Di cosa ci sarebbe bisogno?
Di una redistribuzione complessiva dei carichi fiscali tra diverse basi imponibili spostando la tassazione dal lavoro verso i profitti, interessi e rendite. Ma su questo non si vede purtroppo alcun cenno di discussione. Vige piuttosto la suggestione per cui le imposte devono diminuire per tutti e non possono aumentare per qualcuno. Ad esempio per quel 5% dei percettori di redditi più elevati che già oggi versa un’aliquota totale effettiva inferiore a quella che grava sui contribuenti con redditi più bassi.

Perché il governo ha incentivato comportamenti opportunistici con dodici condoni fiscali contenuti nella legge di bilancio?
Sono misure che sviliscono la fedeltà fiscale, esasperano comportamenti da azzardo morale tra i contribuenti e impattano negativamente sulla propensione all’adempimento. Questi interventi sono stati giustificati con la necessità di supportare cittadini in difficoltà con i pagamenti. Ma non è stata prevista alcuna analisi dei profili di difficoltà oggettiva da parte di chi è indebitato con l’erario. Avremmo invece bisogno di una robusta lotta all’evasione fiscale a partire da quella dell’Iva con consenso. Per farlo servirebbe in primo luogo potenziare l’attività di analisi del rischio fiscale e di controllo dell’Agenzia delle entrate con il pieno utilizzo dei dati che affluiscono al sistema informativo dell’anagrafe tributaria.

Crollano i salari, mentre la povertà cresce. In questa situazione il governo taglierà il «reddito di cittadinanza» a 660 mila «occupabili» nel 2023. Per il 2024 ha annunciato una «riforma». Che effetto avranno queste decisioni?
Quello che è sicuro è che per 4 mesi, da agosto a dicembre, l’Italia non avrà una misura universale di contrasto della povertà. Da gennaio a luglio il governo scommette che gli «occupabili» riusciranno a passare alla condizione di occupati con percorsi di riqualificazione professionale e avvicinamento al mercato del lavoro.
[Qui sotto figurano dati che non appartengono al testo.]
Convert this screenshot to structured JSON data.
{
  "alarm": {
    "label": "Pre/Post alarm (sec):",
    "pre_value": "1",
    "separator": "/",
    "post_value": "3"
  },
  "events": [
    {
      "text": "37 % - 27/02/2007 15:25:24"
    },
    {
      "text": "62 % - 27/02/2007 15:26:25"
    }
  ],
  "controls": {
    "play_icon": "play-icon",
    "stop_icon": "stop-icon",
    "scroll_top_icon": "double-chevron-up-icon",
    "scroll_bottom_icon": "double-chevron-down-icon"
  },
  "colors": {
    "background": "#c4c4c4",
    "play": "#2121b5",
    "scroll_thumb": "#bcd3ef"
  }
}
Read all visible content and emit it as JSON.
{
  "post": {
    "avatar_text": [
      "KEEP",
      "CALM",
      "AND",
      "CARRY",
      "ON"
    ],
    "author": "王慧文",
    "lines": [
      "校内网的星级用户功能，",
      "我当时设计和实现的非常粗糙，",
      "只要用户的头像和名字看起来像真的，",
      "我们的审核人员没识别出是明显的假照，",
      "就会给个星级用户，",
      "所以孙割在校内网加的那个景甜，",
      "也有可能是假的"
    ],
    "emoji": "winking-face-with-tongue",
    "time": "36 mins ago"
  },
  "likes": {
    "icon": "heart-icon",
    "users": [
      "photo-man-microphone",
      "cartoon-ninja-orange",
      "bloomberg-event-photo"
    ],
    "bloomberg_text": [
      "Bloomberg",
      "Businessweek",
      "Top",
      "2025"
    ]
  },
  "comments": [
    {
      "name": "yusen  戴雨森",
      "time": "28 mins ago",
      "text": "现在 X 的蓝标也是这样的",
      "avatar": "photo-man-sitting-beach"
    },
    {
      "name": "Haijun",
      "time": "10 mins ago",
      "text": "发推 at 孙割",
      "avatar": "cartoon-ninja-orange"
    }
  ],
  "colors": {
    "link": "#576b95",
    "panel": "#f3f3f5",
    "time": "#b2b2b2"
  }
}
Ma questo è molto difficile che accada a single, coppie senza figli o persone con basse qualifiche che vivono in regioni con scarsa domanda di lavoro. E sono questi i profili degli «occupabili» su cui si è abbattuta la scure del governo.

Qual è la filosofia che ispira Meloni e il suo governo?
Quella del povero abile al lavoro non meritevole di supporto pubblico. Si torna a una misura categoriale della povertà, sottovalutando il contesto socioeconomico in cui sono i poveri sono inseriti. E si trascurano l’inefficienza o le carenze delle politiche pubbliche come le politiche attive del lavoro o quelle di conciliazione. È un approccio nel solco della lunga resistenza a interpretate il reddito come un diritto e a favorire misure universalistiche che garantiscano tutele a tutti purché in condizioni di bisogno.

In più Meloni ha escluso l’istituzione di un salario minimo e ha reintrodotto i voucher…
Gli interventi e gli intendimenti del suo governo sono un pessimo viatico per il contrasto al lavoro povero che ha un’amplissima diffusione in Italia. Il salario minimo legale è uno strumento importante per garantire minimi salariali adeguati. Ma il governo lo osteggia invocando pericoli di aumento della disoccupazione e di perdita di competitività per le imprese italiane. Posizioni smentite dalla moderna ricerca socio-economica. Invece di rendere il lavoro atipico più costoso, l’esecutivo insiste con ulteriore liberalizzazione dei voucher e misure di maggiore flessibilizzazione. Misure che hanno contribuito a polarizzare il nostro mercato del lavoro ampliando il segmento di lavoratori intrappolati nella precarietà del part-time involontario e dei contratti di breve durata con basse retribuzioni e tutele. In Spagna, con un governo progressista, si sta facendo tutto il contrario.